Economy of Command

Conceptual motivation for Economy of (C-)Command

My thesis (Economy of Command) grew out of an attempt to understand the X-bar schema as something like an optimal packing solution. Such a claim invites the question, “what is X-bar optimized with respect to?” or, more simply, “what is it good for?”

The motivation I explored had to do with computational concerns in the abstract derivation of a sentence. It is well-established that a variety of linguistic dependencies are governed by c-command, which can be understood in terms of search operations accompanying structure-building. In one formulation, at the point when two syntactic objects X and Y are Merged, relations of various kinds can be established between the whole object X and Y, or constituents of Y, while Y as a whole may enter into relations with X, or constituents of X. This leads to structural restrictions on permissible relations, due to a derivational horizon on search.

One reasonable concern for computational operations is to limit the amount of work required. One measure of work done is the number and depth of search operations. Concerns of this sort loom large in the context of Chomsky’s Minimalist Program, which seeks to shift the burden of explanation for syntactic phenomena away from stipulated properties specific to linguistic cognition, to more general principles (of non-linguistic cognition, general computation, or even “natural law”). Put another way, the Minimalist expectation is that search operations in syntax should be minimized, all else equal.

It is a mathematical fact that some binary-branching arrangements of a given number of terminal elements yield more c-command relations than other arrangements of the same elements. This is illustrated with two trees with four terminals in the figure below.

As it turns out, a unidirectionally-branching comb (the Spine) maximizes c-command relations, while a flat, shallow tree (the Bush) minimizes them. The difference in total c-command relations is small in small trees, but grows dramatically in larger structures.

C-command relations are understood as reflecting iterated search operations accompanying structure-building, and the Minimalist Program leads us to suppose that search operations ought to be minimized if possible. It seems like a reasonable hypothesis that human syntactic structures ought to tend toward structures that minimize c-command relations (within the bounds of whatever other constraints such structures must satisfy), as such structures put a tighter limit on how much work might be required in the course of a derivation. Syntactic structures ought to economize on c-command relations; this is what I mean by Economy of Command.

The ideas I explored were new in detail, but echo in a general way the concerns that underlie several other approaches. Minimization of the length of individual c-command relations is seen in Relativized Minimality, for example. Chomsky’s recent work on his Labeling Algorithm singles out minimal search as the means of identifying the label of a given syntactic object. My work aligns with this approach in two ways: I agree that labels are not “on” syntactic objects but come about as a secondary effect, and minimal search is also the central tool I exploit, though casting my view beyond individual instances to derivations as a whole. Minimization of dependency length is also at the center of work such as Futrell, Mahowald & Gibson’s; the difference is that they are computing realized dependencies in terms of distance over surface order, while I am measuring the scaffolding of possible dependency paths in the abstract hierarchical structure.
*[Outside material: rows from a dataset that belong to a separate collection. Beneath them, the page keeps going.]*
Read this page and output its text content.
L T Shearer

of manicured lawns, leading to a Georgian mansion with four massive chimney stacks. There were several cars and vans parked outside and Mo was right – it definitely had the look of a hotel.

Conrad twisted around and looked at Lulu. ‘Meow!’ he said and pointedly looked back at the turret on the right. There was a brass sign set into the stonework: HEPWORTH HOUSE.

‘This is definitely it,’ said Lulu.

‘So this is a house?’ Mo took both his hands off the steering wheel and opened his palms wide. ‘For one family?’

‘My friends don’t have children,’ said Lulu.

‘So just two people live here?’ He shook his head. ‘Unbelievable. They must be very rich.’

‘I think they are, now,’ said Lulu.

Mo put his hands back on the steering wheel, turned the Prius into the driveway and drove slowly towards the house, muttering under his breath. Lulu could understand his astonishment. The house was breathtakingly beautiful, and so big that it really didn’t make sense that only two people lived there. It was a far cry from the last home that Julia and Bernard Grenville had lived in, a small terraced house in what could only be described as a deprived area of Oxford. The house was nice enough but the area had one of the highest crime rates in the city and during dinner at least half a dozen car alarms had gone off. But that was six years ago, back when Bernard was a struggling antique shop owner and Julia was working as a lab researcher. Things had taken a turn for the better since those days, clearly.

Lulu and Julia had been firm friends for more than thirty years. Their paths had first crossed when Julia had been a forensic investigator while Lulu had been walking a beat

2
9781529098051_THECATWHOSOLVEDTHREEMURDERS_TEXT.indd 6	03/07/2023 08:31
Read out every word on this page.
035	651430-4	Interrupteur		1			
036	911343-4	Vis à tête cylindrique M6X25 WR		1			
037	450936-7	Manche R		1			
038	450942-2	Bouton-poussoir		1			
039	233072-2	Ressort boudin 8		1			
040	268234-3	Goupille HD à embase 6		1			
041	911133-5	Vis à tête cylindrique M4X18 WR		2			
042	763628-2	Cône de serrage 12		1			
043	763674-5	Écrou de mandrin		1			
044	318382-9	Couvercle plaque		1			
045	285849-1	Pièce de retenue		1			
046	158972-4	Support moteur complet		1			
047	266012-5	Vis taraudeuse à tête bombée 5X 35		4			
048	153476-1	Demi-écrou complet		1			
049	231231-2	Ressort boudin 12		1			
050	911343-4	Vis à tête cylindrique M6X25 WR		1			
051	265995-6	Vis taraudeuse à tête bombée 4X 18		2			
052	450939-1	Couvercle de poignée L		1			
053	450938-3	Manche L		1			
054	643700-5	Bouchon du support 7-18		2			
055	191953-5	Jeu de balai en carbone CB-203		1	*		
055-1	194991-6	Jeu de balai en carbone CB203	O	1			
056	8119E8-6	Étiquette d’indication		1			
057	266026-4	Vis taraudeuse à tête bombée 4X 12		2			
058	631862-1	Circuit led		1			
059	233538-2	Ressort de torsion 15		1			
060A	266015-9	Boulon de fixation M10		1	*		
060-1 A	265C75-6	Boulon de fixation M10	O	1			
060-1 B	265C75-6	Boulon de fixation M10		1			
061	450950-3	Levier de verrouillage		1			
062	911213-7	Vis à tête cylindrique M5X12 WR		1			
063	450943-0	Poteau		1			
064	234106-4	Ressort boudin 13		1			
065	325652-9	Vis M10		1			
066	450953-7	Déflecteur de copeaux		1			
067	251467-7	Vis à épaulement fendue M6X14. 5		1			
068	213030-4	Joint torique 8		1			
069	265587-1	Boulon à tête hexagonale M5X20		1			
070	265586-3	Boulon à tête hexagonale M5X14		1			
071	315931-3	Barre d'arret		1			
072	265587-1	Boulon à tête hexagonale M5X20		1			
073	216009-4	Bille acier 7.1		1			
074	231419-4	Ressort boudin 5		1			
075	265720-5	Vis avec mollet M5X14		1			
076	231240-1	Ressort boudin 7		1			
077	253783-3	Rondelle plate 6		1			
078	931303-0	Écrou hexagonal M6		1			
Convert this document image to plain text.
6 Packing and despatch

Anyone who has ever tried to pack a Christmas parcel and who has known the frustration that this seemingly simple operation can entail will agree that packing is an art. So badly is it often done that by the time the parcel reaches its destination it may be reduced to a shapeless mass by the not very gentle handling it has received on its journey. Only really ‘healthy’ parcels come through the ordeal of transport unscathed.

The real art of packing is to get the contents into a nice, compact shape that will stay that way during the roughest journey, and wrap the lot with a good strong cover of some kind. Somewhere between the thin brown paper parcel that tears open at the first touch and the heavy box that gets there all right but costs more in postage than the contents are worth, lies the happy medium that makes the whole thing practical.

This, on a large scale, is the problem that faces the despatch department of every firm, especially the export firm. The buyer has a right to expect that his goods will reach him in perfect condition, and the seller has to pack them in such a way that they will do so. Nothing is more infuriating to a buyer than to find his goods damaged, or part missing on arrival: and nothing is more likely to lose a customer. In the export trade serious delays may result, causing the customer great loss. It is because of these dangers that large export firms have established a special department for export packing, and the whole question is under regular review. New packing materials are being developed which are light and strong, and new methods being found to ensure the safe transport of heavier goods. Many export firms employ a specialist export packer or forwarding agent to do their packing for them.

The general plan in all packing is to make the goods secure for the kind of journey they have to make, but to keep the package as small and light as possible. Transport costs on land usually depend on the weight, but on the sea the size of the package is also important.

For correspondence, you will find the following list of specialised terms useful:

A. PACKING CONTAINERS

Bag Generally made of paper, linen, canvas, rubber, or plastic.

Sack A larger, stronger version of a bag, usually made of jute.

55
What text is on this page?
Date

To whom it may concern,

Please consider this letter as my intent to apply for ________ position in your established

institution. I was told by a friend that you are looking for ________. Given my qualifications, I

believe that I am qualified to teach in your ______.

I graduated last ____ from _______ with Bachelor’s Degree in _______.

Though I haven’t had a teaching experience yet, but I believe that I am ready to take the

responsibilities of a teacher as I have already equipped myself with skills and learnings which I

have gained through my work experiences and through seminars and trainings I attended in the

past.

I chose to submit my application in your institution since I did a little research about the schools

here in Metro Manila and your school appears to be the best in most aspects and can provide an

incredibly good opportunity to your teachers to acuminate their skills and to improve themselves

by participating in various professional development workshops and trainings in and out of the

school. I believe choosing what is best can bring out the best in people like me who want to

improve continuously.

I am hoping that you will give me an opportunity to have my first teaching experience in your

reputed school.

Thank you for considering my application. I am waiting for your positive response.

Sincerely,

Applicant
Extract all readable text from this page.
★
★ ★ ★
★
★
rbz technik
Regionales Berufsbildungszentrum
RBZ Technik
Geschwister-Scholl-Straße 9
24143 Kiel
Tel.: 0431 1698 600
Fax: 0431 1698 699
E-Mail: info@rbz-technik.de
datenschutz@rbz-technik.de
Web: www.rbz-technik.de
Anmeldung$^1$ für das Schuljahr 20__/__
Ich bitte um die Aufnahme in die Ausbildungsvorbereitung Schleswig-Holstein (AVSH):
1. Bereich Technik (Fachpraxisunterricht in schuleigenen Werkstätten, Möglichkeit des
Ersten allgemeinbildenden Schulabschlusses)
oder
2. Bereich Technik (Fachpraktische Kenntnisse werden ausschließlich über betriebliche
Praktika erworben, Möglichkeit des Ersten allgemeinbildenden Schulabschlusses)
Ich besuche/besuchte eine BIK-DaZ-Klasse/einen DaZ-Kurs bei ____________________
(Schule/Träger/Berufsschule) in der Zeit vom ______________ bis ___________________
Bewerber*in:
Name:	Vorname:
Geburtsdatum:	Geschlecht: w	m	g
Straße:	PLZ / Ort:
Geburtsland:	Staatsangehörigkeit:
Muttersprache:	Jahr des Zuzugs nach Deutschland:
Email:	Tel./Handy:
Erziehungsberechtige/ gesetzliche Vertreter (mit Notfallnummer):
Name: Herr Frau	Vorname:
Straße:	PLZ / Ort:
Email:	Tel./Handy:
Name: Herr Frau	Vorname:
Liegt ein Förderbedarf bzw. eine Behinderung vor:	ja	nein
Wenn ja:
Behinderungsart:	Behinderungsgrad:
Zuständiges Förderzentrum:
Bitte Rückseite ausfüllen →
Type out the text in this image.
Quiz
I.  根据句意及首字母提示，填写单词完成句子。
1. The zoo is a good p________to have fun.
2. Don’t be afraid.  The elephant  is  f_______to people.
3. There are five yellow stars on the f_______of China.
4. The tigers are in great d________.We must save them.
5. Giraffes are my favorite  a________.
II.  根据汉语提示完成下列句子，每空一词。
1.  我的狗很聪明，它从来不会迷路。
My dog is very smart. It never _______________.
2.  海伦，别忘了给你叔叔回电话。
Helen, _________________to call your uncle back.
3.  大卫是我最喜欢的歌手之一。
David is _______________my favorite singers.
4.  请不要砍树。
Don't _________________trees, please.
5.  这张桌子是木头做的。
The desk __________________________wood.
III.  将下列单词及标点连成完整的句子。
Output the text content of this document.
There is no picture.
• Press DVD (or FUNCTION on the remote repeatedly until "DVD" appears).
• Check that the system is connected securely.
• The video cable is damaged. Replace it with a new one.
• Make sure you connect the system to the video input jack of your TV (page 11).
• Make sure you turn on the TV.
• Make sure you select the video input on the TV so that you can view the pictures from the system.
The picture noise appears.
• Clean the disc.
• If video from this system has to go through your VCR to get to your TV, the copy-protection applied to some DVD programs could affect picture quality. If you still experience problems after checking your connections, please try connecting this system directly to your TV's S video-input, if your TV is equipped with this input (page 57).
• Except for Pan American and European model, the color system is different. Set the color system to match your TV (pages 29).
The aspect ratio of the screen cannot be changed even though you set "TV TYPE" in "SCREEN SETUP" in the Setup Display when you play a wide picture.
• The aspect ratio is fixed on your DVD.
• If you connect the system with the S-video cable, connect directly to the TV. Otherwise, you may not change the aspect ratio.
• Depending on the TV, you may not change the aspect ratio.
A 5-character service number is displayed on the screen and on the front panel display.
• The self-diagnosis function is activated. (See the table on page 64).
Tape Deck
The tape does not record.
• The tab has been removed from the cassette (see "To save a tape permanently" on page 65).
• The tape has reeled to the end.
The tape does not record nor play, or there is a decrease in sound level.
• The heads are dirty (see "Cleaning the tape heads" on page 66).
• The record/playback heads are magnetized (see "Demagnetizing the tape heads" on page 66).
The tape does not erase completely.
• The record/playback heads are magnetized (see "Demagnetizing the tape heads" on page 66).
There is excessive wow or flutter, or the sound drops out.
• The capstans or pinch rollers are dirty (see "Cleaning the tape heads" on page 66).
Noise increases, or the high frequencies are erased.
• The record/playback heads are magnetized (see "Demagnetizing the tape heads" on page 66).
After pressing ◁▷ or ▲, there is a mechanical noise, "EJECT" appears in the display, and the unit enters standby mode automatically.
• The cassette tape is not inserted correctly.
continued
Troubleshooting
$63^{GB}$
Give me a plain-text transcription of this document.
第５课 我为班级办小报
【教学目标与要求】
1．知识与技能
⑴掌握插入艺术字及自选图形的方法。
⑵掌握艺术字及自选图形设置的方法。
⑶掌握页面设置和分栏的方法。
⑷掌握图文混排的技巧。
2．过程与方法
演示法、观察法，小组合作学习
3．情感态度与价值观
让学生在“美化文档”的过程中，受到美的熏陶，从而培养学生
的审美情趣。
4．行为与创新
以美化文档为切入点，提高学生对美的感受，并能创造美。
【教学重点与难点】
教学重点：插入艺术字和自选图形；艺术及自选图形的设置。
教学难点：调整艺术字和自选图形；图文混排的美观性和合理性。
Two applications of Economy of Command

My thesis explored two applications of this hypothesized preference for minimizing c-command relations. First, I claimed that phrase structure is shaped so as to satisfy this preference. Second, I claimed that syntactic movement is a means of reducing c-command relations.

Economy of Command in Phrase Structure

Pursuing some of the ideas mentioned on my Fibonacci & L-grammars page, I aimed to show that X-bar-like structure can be motivated in terms of minimizing c-command relations. The perspective I took was to consider the relevant phrase structural pattern as a matter of branching structure, totally divorced from any considerations of labeling and projection. The game is to suppose that we are trying to create structure for a discrete infinite system in some self-similar way, and to see what structural “habits” are best. I assumed that any such structure must be built bottom-up by binary Merge, with one or more characteristic sites for terminal elements, and slots for combination with more complex objects.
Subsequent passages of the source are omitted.